# 监督学习

与或非在数学中的表示：
- 与： A^B
- 或： AvB
- 非： ¬A

## 神经网络迷你项目
### 创建一个感知器（perceptron）
参考文章：http://blog.csdn.net/Dream_angel_Z/article/details/48915561

In [None]:
# ----------
# 
# In this exercise, you will add in code that decides whether a perceptron will fire based
# on the threshold. Your code will go in lines 32 and 34. 
#
# ----------
import numpy as np

class Perceptron:
    """
    This class models an artificial neuron with step activation function.
    """
    def __init__(self, weights = np.array([1]), threshold = 0):
        """
        Initialize weights and threshold based on input arguments. Note that no
        type-checking is being performed here for simplicity.
        """
        self.weights = weights
        self.threshold = threshold
    
    def activate(self,inputs):
        """
        Takes in @param inputs, a list of numbers equal to length of weights.
        @return the output of a threshold perceptron with given inputs based on
        perceptron weights and threshold.
        """ 

        # The strength with which the perceptron fires.
        # 求加权之久的和
        strength = np.dot(self.weights, inputs)
        print 'strength', strength

        # TODO: return 0 or 1 based on the threshold
        # 小于阈值（Threshold）为 0，大于阈值（Threshold）为 1
        if strength <= self.threshold :
            self.result = 0 # TODO
        else:
            self.result = 1 # TODO    
        return self.result


def test():
    """
    A few tests to make sure that the perceptron class performs as expected.
    Nothing should show up in the output if all the assertions pass.
    """
    p1 = Perceptron(np.array([1, 2]), 0.)
    assert p1.activate(np.array([ 1,-1])) == 0 # < threshold --> 0
    assert p1.activate(np.array([-1, 1])) == 1 # > threshold --> 1
    assert p1.activate(np.array([ 2,-1])) == 0 # on threshold --> 0

if __name__ == "__main__":
    test()

### 感知更新规则

In [10]:
# ----------
#
# In this exercise, you will update the perceptron class so that it can update
# its weights.
#
# Finish writing the update() method so that it updates the weights according
# to the perceptron update rule. Updates should be performed online, revising
# the weights after each data point.
#
# YOUR CODE WILL GO IN LINES 51 AND 59.
# ----------

import numpy as np

class Perceptron:
    """
    This class models an artificial neuron with step activation function.
    """
    def __init__(self, weights = np.array([1]), threshold = 0):
        """
        Initialize weights and threshold based on input arguments. Note that no
        type-checking is being performed here for simplicity.
        """
        self.weights = weights.astype(float) 
        self.threshold = threshold


    def activate(self, values):
        """
        Takes in @param values, a list of numbers equal to length of weights.
        @return the output of a threshold perceptron with given inputs based on
        perceptron weights and threshold.
        """
        # First calculate the strength with which the perceptron fires
        strength = np.dot(values,self.weights)
        # Then return 0 or 1 depending on strength compared to threshold  
        # 小于阈值（Threshold）为 0，大于阈值（Threshold）为 1
        return int(strength > self.threshold)
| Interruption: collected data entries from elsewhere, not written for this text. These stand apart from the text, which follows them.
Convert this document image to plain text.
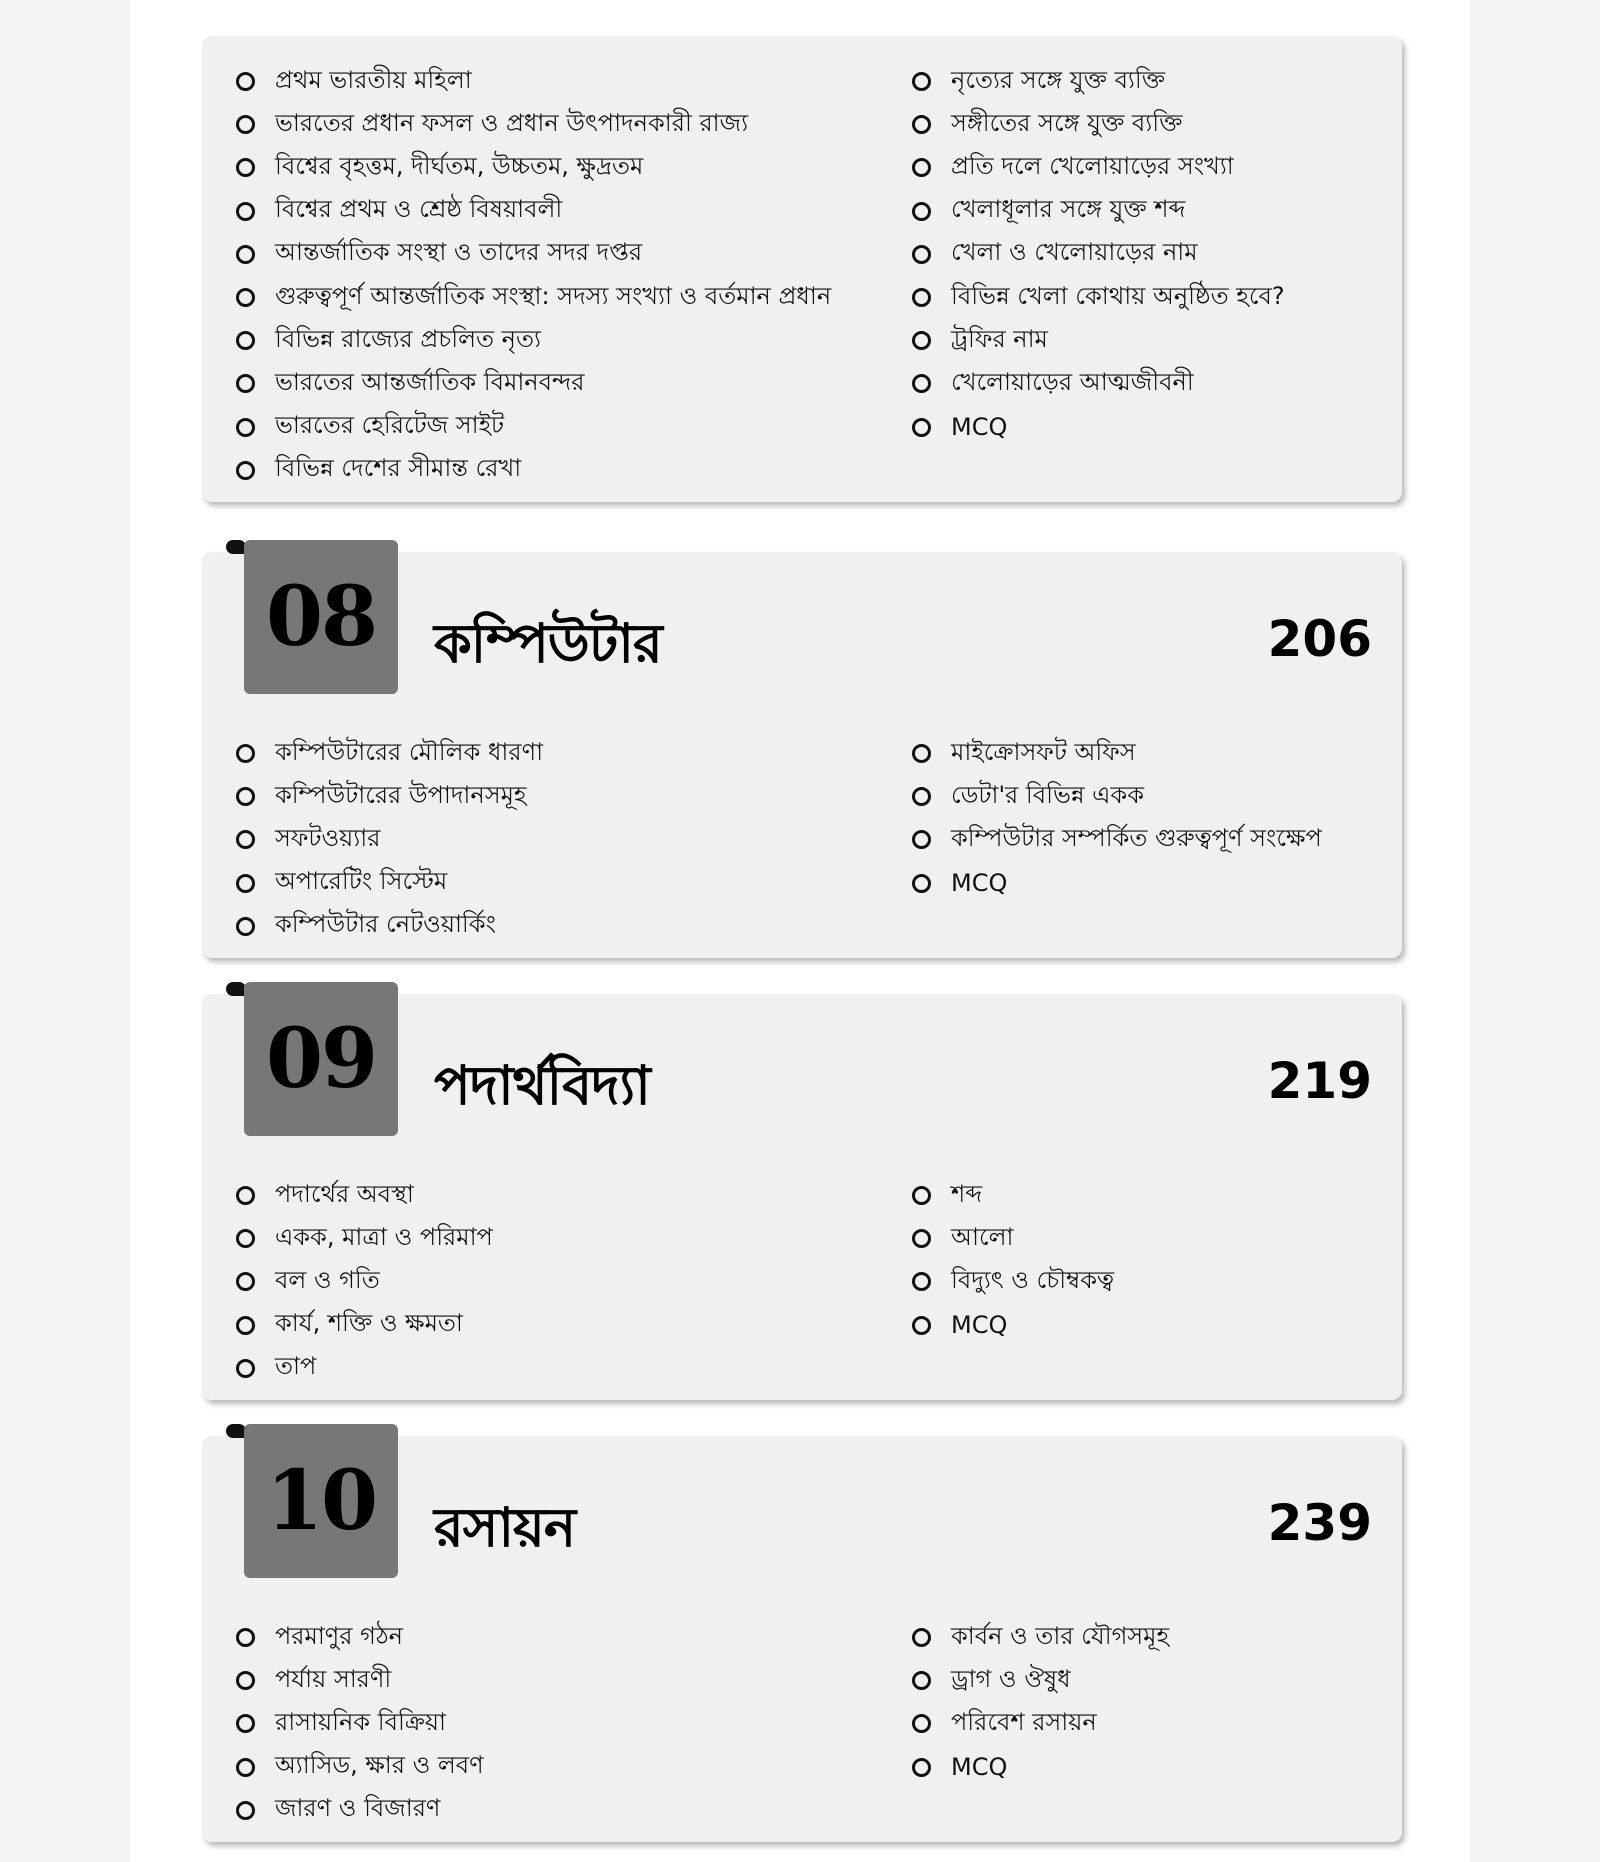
প্রথম ভারতীয় মহিলা
ভারতের প্রধান ফসল ও প্রধান উৎপাদনকারী রাজ্য
বিশ্বের বৃহত্তম, দীর্ঘতম, উচ্চতম, ক্ষুদ্রতম
বিশ্বের প্রথম ও শ্রেষ্ঠ বিষয়াবলী
আন্তর্জাতিক সংস্থা ও তাদের সদর দপ্তর
গুরুত্বপূর্ণ আন্তর্জাতিক সংস্থা: সদস্য সংখ্যা ও বর্তমান প্রধান
বিভিন্ন রাজ্যের প্রচলিত নৃত্য
ভারতের আন্তর্জাতিক বিমানবন্দর
ভারতের হেরিটেজ সাইট
বিভিন্ন দেশের সীমান্ত রেখা
নৃত্যের সঙ্গে যুক্ত ব্যক্তি
সঙ্গীতের সঙ্গে যুক্ত ব্যক্তি
প্রতি দলে খেলোয়াড়ের সংখ্যা
খেলাধূলার সঙ্গে যুক্ত শব্দ
খেলা ও খেলোয়াড়ের নাম
বিভিন্ন খেলা কোথায় অনুষ্ঠিত হবে?
ট্রফির নাম
খেলোয়াড়ের আত্মজীবনী
MCQ
08	কম্পিউটার	206
কম্পিউটারের মৌলিক ধারণা
কম্পিউটারের উপাদানসমূহ
সফটওয়্যার
অপারেটিং সিস্টেম
কম্পিউটার নেটওয়ার্কিং
মাইক্রোসফট অফিস
ডেটা'র বিভিন্ন একক
কম্পিউটার সম্পর্কিত গুরুত্বপূর্ণ সংক্ষেপ
MCQ
09	পদার্থবিদ্যা	219
পদার্থের অবস্থা
একক, মাত্রা ও পরিমাপ
বল ও গতি
কার্য, শক্তি ও ক্ষমতা
তাপ
শব্দ
আলো
বিদ্যুৎ ও চৌম্বকত্ব
MCQ
10	রসায়ন	239
পরমাণুর গঠন
পর্যায় সারণী
রাসায়নিক বিক্রিয়া
অ্যাসিড, ক্ষার ও লবণ
জারণ ও বিজারণ
কার্বন ও তার যৌগসমূহ
ড্রাগ ও ঔষুধ
পরিবেশ রসায়ন
MCQ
    def update(self, values, train, eta=.1):
        """
        Takes in a 2D array @param values consisting of a LIST of inputs and a
        1D array @param train, consisting of a corresponding list of expected
        outputs. Updates internal weights according to the perceptron training
        rule using these values and an optional learning rate, @param eta.
        """

        # For each data point:
        for data_point in xrange(len(values)):
            # TODO: Obtain the neuron's prediction for the data_point --> values[data_point]
            prediction = self.activate(values[data_point])# TODO
            print 'prediction value：',prediction
            # Get the prediction accuracy calculated as (expected value - predicted value)
            # expected value = train[data_point], predicted value = prediction
            error = train[data_point] - prediction
            # TODO: update self.weights based on the multiplication of:
            # - prediction accuracy(error)
            # - learning rate(eta)
            # - input value(values[data_point])
            weight_update = error * eta * values[data_point]# TODO
            print 'weight update：', weight_update
            self.weights += weight_update
        print 'final weight value：', self.weights

def test():
    """
    A few tests to make sure that the perceptron class performs as expected.
    Nothing should show up in the output if all the assertions pass.
    """
    def sum_almost_equal(array1, array2, tol = 1e-6):
        return sum(abs(array1 - array2)) < tol

    p1 = Perceptron(np.array([1,1,1]),0)
    p1.update(np.array([[2,0,-3]]), np.array([1]))
    assert sum_almost_equal(p1.weights, np.array([1.2, 1, 0.7]))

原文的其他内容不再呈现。